The faster-bulk plug-in is developed by the Alibaba Cloud Elasticsearch team. This plug-in aggregates bulk write requests in batches based on the specified maximum request size and aggregation interval. This prevents small bulk requests from blocking the write queue, improves write throughput, and reduces write request rejections. This topic introduces the use scenarios of the plug-in and describes how to use the plug-in.
Scenarios
- Test environment
- Node configuration: 3 data nodes and 2 independent client nodes. Each node offers 16 vCPUs and 64 GiB of memory.
- Dataset: nyc_taixs provided by Rally in open source Elasticsearch. The size of a single document is 650 bytes.
- Parameter setting: The apack.fasterbulk.combine.interval parameter is set to 200ms.
- Translog status: Tests are performed in each of the synchronous and asynchronous states. If the index.translog.durability parameter is set to request, translogs are in the synchronous state. If the index.translog.durability parameter is set to async, translogs are in the asynchronous state.
- Test results
Translog status Write performance of an open source Elasticsearch cluster without faster-bulk (document/s) Write performance of an Alibaba Cloud Elasticsearch cluster with faster-bulk (document/s) Performance improvement (percentage) Synchronous 182,314 226,242 23% Asynchronous 218,732 241,060 10% - Test conclusion
The write performance is improved in both the synchronous state (default state) and asynchronous state after the faster-bulk plug-in is used. In the synchronous state, the write performance is improved by 23%.
Prerequisites
- An Alibaba Cloud Elasticsearch V6.7.0 or V7.10.0 cluster is created.
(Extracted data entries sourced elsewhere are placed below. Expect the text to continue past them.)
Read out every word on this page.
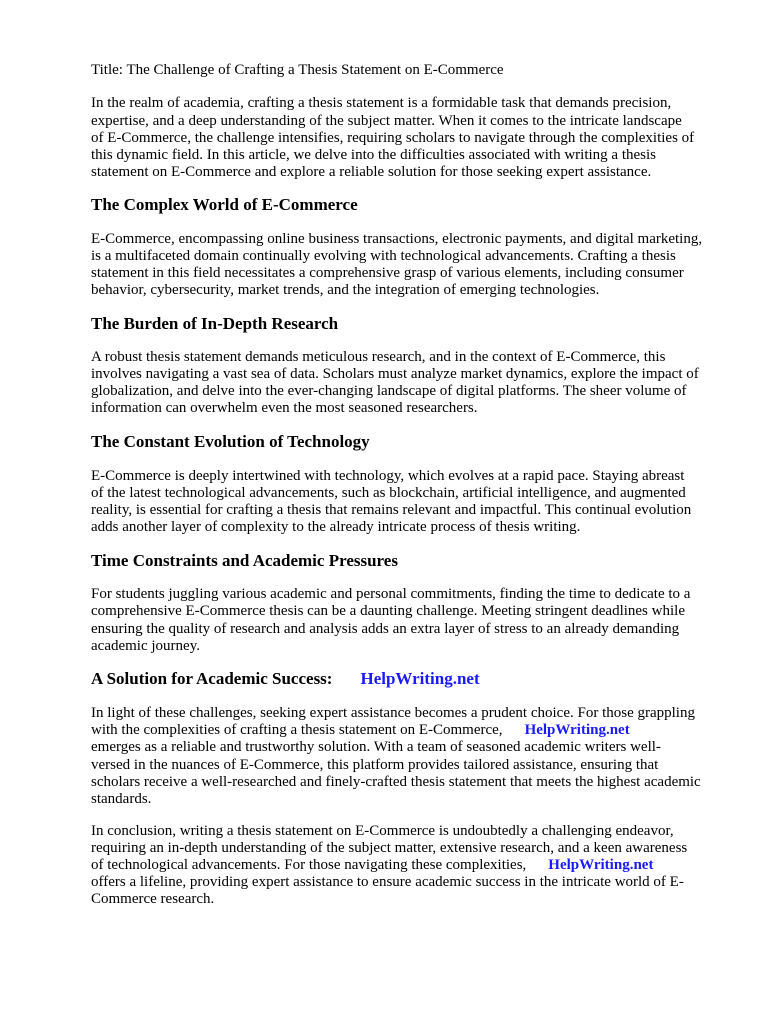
Title: The Challenge of Crafting a Thesis Statement on E-Commerce
In the realm of academia, crafting a thesis statement is a formidable task that demands precision,
expertise, and a deep understanding of the subject matter. When it comes to the intricate landscape
of E-Commerce, the challenge intensifies, requiring scholars to navigate through the complexities of
this dynamic field. In this article, we delve into the difficulties associated with writing a thesis
statement on E-Commerce and explore a reliable solution for those seeking expert assistance.
The Complex World of E-Commerce
E-Commerce, encompassing online business transactions, electronic payments, and digital marketing,
is a multifaceted domain continually evolving with technological advancements. Crafting a thesis
statement in this field necessitates a comprehensive grasp of various elements, including consumer
behavior, cybersecurity, market trends, and the integration of emerging technologies.
The Burden of In-Depth Research
A robust thesis statement demands meticulous research, and in the context of E-Commerce, this
involves navigating a vast sea of data. Scholars must analyze market dynamics, explore the impact of
globalization, and delve into the ever-changing landscape of digital platforms. The sheer volume of
information can overwhelm even the most seasoned researchers.
The Constant Evolution of Technology
E-Commerce is deeply intertwined with technology, which evolves at a rapid pace. Staying abreast
of the latest technological advancements, such as blockchain, artificial intelligence, and augmented
reality, is essential for crafting a thesis that remains relevant and impactful. This continual evolution
adds another layer of complexity to the already intricate process of thesis writing.
Time Constraints and Academic Pressures
For students juggling various academic and personal commitments, finding the time to dedicate to a
comprehensive E-Commerce thesis can be a daunting challenge. Meeting stringent deadlines while
ensuring the quality of research and analysis adds an extra layer of stress to an already demanding
academic journey.
A Solution for Academic Success: HelpWriting.net
In light of these challenges, seeking expert assistance becomes a prudent choice. For those grappling
with the complexities of crafting a thesis statement on E-Commerce, HelpWriting.net
emerges as a reliable and trustworthy solution. With a team of seasoned academic writers well-
versed in the nuances of E-Commerce, this platform provides tailored assistance, ensuring that
scholars receive a well-researched and finely-crafted thesis statement that meets the highest academic
standards.
In conclusion, writing a thesis statement on E-Commerce is undoubtedly a challenging endeavor,
requiring an in-depth understanding of the subject matter, extensive research, and a keen awareness
of technological advancements. For those navigating these complexities, HelpWriting.net
offers a lifeline, providing expert assistance to ensure academic success in the intricate world of E-
Commerce research.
For more information, see Create an Alibaba Cloud Elasticsearch cluster.Note Only Alibaba Cloud Elasticsearch V6.7.0 and V7.10.0 clusters of the Standard or Advanced Edition support the faster-bulk plug-in.
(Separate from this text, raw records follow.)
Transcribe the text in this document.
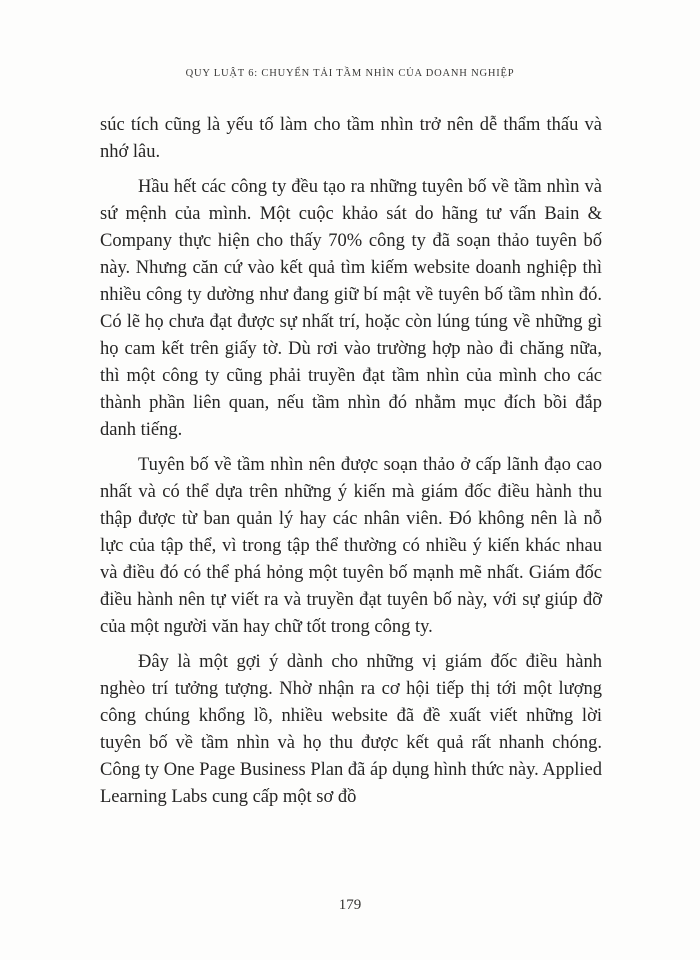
QUY LUẬT 6: CHUYỂN TẢI TẦM NHÌN CỦA DOANH NGHIỆP

súc tích cũng là yếu tố làm cho tầm nhìn trở nên dễ thẩm thấu và nhớ lâu.

Hầu hết các công ty đều tạo ra những tuyên bố về tầm nhìn và sứ mệnh của mình. Một cuộc khảo sát do hãng tư vấn Bain & Company thực hiện cho thấy 70% công ty đã soạn thảo tuyên bố này. Nhưng căn cứ vào kết quả tìm kiếm website doanh nghiệp thì nhiều công ty dường như đang giữ bí mật về tuyên bố tầm nhìn đó. Có lẽ họ chưa đạt được sự nhất trí, hoặc còn lúng túng về những gì họ cam kết trên giấy tờ. Dù rơi vào trường hợp nào đi chăng nữa, thì một công ty cũng phải truyền đạt tầm nhìn của mình cho các thành phần liên quan, nếu tầm nhìn đó nhằm mục đích bồi đắp danh tiếng.

Tuyên bố về tầm nhìn nên được soạn thảo ở cấp lãnh đạo cao nhất và có thể dựa trên những ý kiến mà giám đốc điều hành thu thập được từ ban quản lý hay các nhân viên. Đó không nên là nỗ lực của tập thể, vì trong tập thể thường có nhiều ý kiến khác nhau và điều đó có thể phá hỏng một tuyên bố mạnh mẽ nhất. Giám đốc điều hành nên tự viết ra và truyền đạt tuyên bố này, với sự giúp đỡ của một người văn hay chữ tốt trong công ty.

Đây là một gợi ý dành cho những vị giám đốc điều hành nghèo trí tưởng tượng. Nhờ nhận ra cơ hội tiếp thị tới một lượng công chúng khổng lồ, nhiều website đã đề xuất viết những lời tuyên bố về tầm nhìn và họ thu được kết quả rất nhanh chóng. Công ty One Page Business Plan đã áp dụng hình thức này. Applied Learning Labs cung cấp một sơ đồ

179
- The faster-bulk plug-in is installed.
For more information, see Install and remove a built-in plug-in. After the plug-in is installed, the bulk request aggregation feature is disabled by default. Before you use this plug-in, you must enable this feature.
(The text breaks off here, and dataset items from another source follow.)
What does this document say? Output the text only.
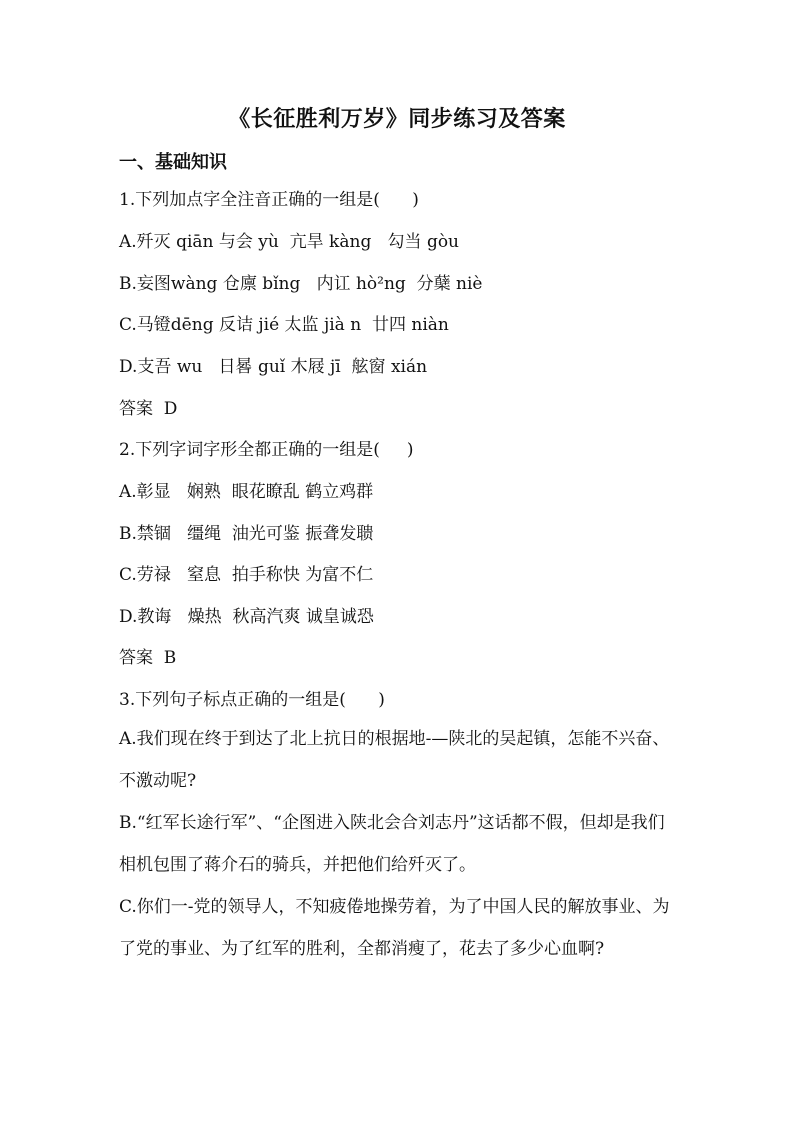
《长征胜利万岁》同步练习及答案
一、基础知识
1.下列加点字全注音正确的一组是(      )
A.歼灭 qiān 与会 yù  亢旱 kàng   勾当 gòu
B.妄图wàng 仓廪 bǐng   内讧 hò²ng  分蘖 niè
C.马镫dēng 反诘 jié 太监 jià n  廿四 niàn
D.支吾 wu   日晷 guǐ 木屐 jī  舷窗 xián
答案  D
2.下列字词字形全都正确的一组是(     )
A.彰显   娴熟  眼花瞭乱 鹤立鸡群
B.禁锢   缰绳  油光可鉴 振聋发聩
C.劳禄   窒息  拍手称快 为富不仁
D.教诲   燥热  秋高汽爽 诚皇诚恐
答案  B
3.下列句子标点正确的一组是(      )
A.我们现在终于到达了北上抗日的根据地-—陕北的吴起镇，怎能不兴奋、不激动呢?
B.“红军长途行军”、“企图进入陕北会合刘志丹”这话都不假，但却是我们相机包围了蒋介石的骑兵，并把他们给歼灭了。
C.你们一-党的领导人，不知疲倦地操劳着，为了中国人民的解放事业、为了党的事业、为了红军的胜利，全都消瘦了，花去了多少心血啊?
Enable the bulk request aggregation feature
Configure the maximum request size and aggregation interval
PUT _cluster/settings
{
"transient" : {
"apack.fasterbulk.combine.flush_threshold_size":"1mb",
"apack.fasterbulk.combine.interval":"50"
}
}
- apack.fasterbulk.combine.flush_threshold_size: the maximum size of bulk requests. Default value: 1mb.
- apack.fasterbulk.combine.interval: the maximum interval at which bulk requests are aggregated. Default value: 50. Unit: ms.
Enable directed routing
- Enable directed routing for the Elasticsearch cluster
PUT _cluster/settings { "persistent" : { "index.direct_routing.global.enable" : "true" } }
- Enable directed routing for a specified index
PUT index/settings { "index.direct_routing.enable" : "true" }
Disable the bulk request aggregation feature
PUT _cluster/settings
{
"transient" : {
"apack.fasterbulk.combine.enabled":"false"
}
}